Winos: Pablo Echezeaux is a humble vigneron of the Hautes Côtes de Bourgogne. Every day he looks down at the vineyards of Vosne-Romanee, seething with envy about the fine lives those privileged, aristocratic producers have. At some point, he gets the idea that he can blend his own inferior wine with older stuff from the local villages and pass it off to hungry American auction houses as DRC or Leroy. Soon the Americans can’t get enough! Echezeaux expands production, creating huge outdoor bottling facilities in the middle of remote vineyards and ruthlessly dealing with rivals, who include gray marketeers and negociants. As the Feds try to shut him down, Echezeaux must find increasingly creative ways to smuggle his fake wine into the US. He grows rich and, with shocking ease, is invited into Burgundian high society. Here he is at lunch with Jean-Charles Boisset. There he is in photo ops with Burghound. All the while, the village of Vosne-Romanée is turning into one of the most violent places in the Côte de Nuits. Vineyard workers find a severed head in Richebourg. A white van burns on the Route de Grands Crus. Meanwhile, special agents begin to close in.

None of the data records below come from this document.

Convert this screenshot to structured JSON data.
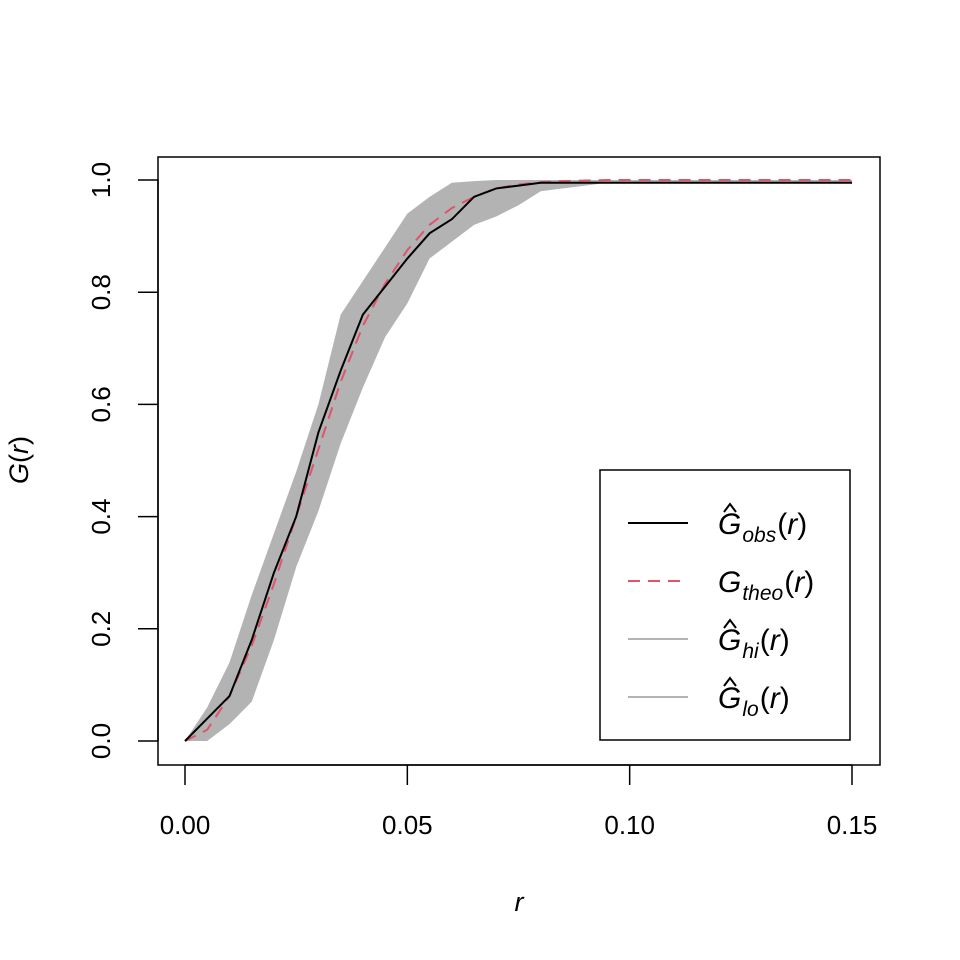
{
  "chart_data": {
    "type": "line",
    "xlabel": "r",
    "ylabel_main": "G",
    "ylabel_arg": "r",
    "xlim": [
      0,
      0.15
    ],
    "ylim": [
      0,
      1
    ],
    "x_ticks": [
      0,
      0.05,
      0.1,
      0.15
    ],
    "x_tick_labels": [
      "0.00",
      "0.05",
      "0.10",
      "0.15"
    ],
    "y_ticks": [
      0,
      0.2,
      0.4,
      0.6,
      0.8,
      1.0
    ],
    "y_tick_labels": [
      "0.0",
      "0.2",
      "0.4",
      "0.6",
      "0.8",
      "1.0"
    ],
    "grid": false,
    "legend_position": "bottom-right",
    "x": [
      0,
      0.005,
      0.01,
      0.015,
      0.02,
      0.025,
      0.03,
      0.035,
      0.04,
      0.045,
      0.05,
      0.055,
      0.06,
      0.065,
      0.07,
      0.075,
      0.08,
      0.085,
      0.09,
      0.095,
      0.1,
      0.11,
      0.12,
      0.13,
      0.14,
      0.15
    ],
    "series": [
      {
        "key": "obs",
        "name": "obs",
        "color": "#000000",
        "dash": "solid",
        "values": [
          0,
          0.04,
          0.08,
          0.18,
          0.3,
          0.4,
          0.55,
          0.66,
          0.76,
          0.81,
          0.86,
          0.905,
          0.93,
          0.97,
          0.985,
          0.99,
          0.995,
          0.995,
          0.995,
          0.995,
          0.995,
          0.995,
          0.995,
          0.995,
          0.995,
          0.995
        ]
      },
      {
        "key": "theo",
        "name": "theo",
        "color": "#DF536B",
        "dash": "dashed",
        "values": [
          0,
          0.02,
          0.08,
          0.17,
          0.28,
          0.4,
          0.52,
          0.64,
          0.74,
          0.815,
          0.875,
          0.92,
          0.95,
          0.97,
          0.985,
          0.992,
          0.996,
          0.998,
          0.999,
          1.0,
          1.0,
          1.0,
          1.0,
          1.0,
          1.0,
          1.0
        ]
      },
      {
        "key": "hi",
        "name": "hi",
        "color": "#B3B3B3",
        "dash": "solid",
        "values": [
          0,
          0.06,
          0.14,
          0.26,
          0.37,
          0.48,
          0.6,
          0.76,
          0.82,
          0.88,
          0.94,
          0.97,
          0.995,
          0.998,
          1.0,
          1.0,
          1.0,
          1.0,
          1.0,
          1.0,
          1.0,
          1.0,
          1.0,
          1.0,
          1.0,
          1.0
        ]
      },
      {
        "key": "lo",
        "name": "lo",
        "color": "#B3B3B3",
        "dash": "solid",
        "values": [
          0,
          0,
          0.03,
          0.07,
          0.18,
          0.31,
          0.41,
          0.53,
          0.63,
          0.72,
          0.78,
          0.86,
          0.89,
          0.92,
          0.935,
          0.955,
          0.98,
          0.985,
          0.99,
          0.995,
          0.995,
          0.995,
          0.995,
          0.995,
          0.995,
          0.995
        ]
      }
    ],
    "envelope_fill": "#B3B3B3"
  }
}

Rudy Donovan: Rudy Donovan (Jason Cho) is wine ‘fixer.’ When Hollywood’s elite needs that fancy bottle, he is on call, and somehow always comes to the rescue with the perfect wine. While Rudy is clothed in a certain hardboiled glamour, he has a darkly criminal past, and no one knows exactly where he gets all this old wine. His two brothers, one an alcoholic sommelier and the other a washed-up wine writer, alternately complicate and animate his life. It’s all copacetic, however, until Rudy’s father, Hardy Rodenstock, just released from 20 yrs of hard time comes to town to get in on the action.

The Trellis: Set in gritty Lompoc ghetto, a Rudy-led gang of wine forgers battle against other gangs for control over the fake wine trade, while the well-meaning but dysfunctional Lompoc PD struggles to bring them to justice. Honest wine ghetto winemakers struggle to keep their nobility amid a growing epidemic of fake Pinot Noir and wanton violence.

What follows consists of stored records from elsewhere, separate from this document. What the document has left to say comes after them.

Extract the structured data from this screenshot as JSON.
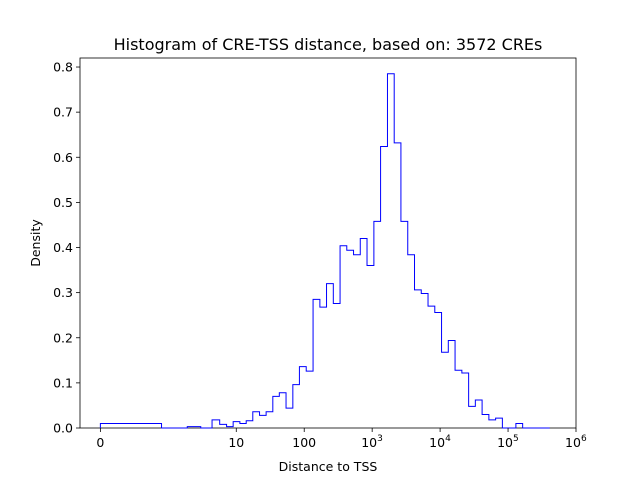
{
  "chart_data": {
    "type": "histogram",
    "title": "Histogram of CRE-TSS distance, based on: 3572 CREs",
    "xlabel": "Distance to TSS",
    "ylabel": "Density",
    "x_scale": "symlog",
    "xlim": [
      -0.3,
      1000000
    ],
    "ylim": [
      0,
      0.82
    ],
    "grid": false,
    "legend": "none",
    "color": "#0000ff",
    "x_ticks": [
      {
        "value": 0,
        "label": "0",
        "exp": ""
      },
      {
        "value": 10,
        "label": "10",
        "exp": ""
      },
      {
        "value": 100,
        "label": "100",
        "exp": ""
      },
      {
        "value": 1000,
        "label": "10",
        "exp": "3"
      },
      {
        "value": 10000,
        "label": "10",
        "exp": "4"
      },
      {
        "value": 100000,
        "label": "10",
        "exp": "5"
      },
      {
        "value": 1000000,
        "label": "10",
        "exp": "6"
      }
    ],
    "y_ticks": [
      {
        "value": 0.0,
        "label": "0.0"
      },
      {
        "value": 0.1,
        "label": "0.1"
      },
      {
        "value": 0.2,
        "label": "0.2"
      },
      {
        "value": 0.3,
        "label": "0.3"
      },
      {
        "value": 0.4,
        "label": "0.4"
      },
      {
        "value": 0.5,
        "label": "0.5"
      },
      {
        "value": 0.6,
        "label": "0.6"
      },
      {
        "value": 0.7,
        "label": "0.7"
      },
      {
        "value": 0.8,
        "label": "0.8"
      }
    ],
    "bin_edges": [
      0,
      0.9,
      1.9,
      3.0,
      4.4,
      5.7,
      7.2,
      9.0,
      11.3,
      14.0,
      17.5,
      22,
      27.5,
      34.5,
      43,
      54,
      68,
      85,
      107,
      135,
      170,
      213,
      268,
      337,
      423,
      532,
      668,
      840,
      1060,
      1330,
      1680,
      2110,
      2650,
      3340,
      4200,
      5280,
      6640,
      8350,
      10500,
      13200,
      16600,
      20900,
      26300,
      33000,
      41500,
      52200,
      65600,
      82500,
      103700,
      130400,
      164000,
      206000,
      259000,
      326000,
      410000
    ],
    "values": [
      0.01,
      0.0,
      0.003,
      0.0,
      0.018,
      0.008,
      0.003,
      0.014,
      0.01,
      0.016,
      0.036,
      0.028,
      0.036,
      0.07,
      0.078,
      0.044,
      0.096,
      0.136,
      0.126,
      0.285,
      0.268,
      0.32,
      0.276,
      0.404,
      0.394,
      0.384,
      0.42,
      0.36,
      0.458,
      0.624,
      0.785,
      0.632,
      0.458,
      0.384,
      0.306,
      0.298,
      0.27,
      0.256,
      0.168,
      0.194,
      0.128,
      0.122,
      0.048,
      0.062,
      0.03,
      0.018,
      0.022,
      0.0,
      0.0,
      0.01,
      0.0,
      0.0,
      0.0,
      0.0
    ]
  }
}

Orange is the New Rosé: This show takes place inside the maximum security prison for wine criminals, including Rudy (Jason Cho). Watch as the characters navigate the complicated, dangerous environment of a wine prison block, trying desperately to survive, much less make parole. See them navigate the turf war being waged by the ruthless prison gangs—Special Club, IPOB, VDP—while at the same time fermenting fruit cocktail into fake Sauternes, selling fraudulent wine futures, and pairing cellblock hooch with prison food.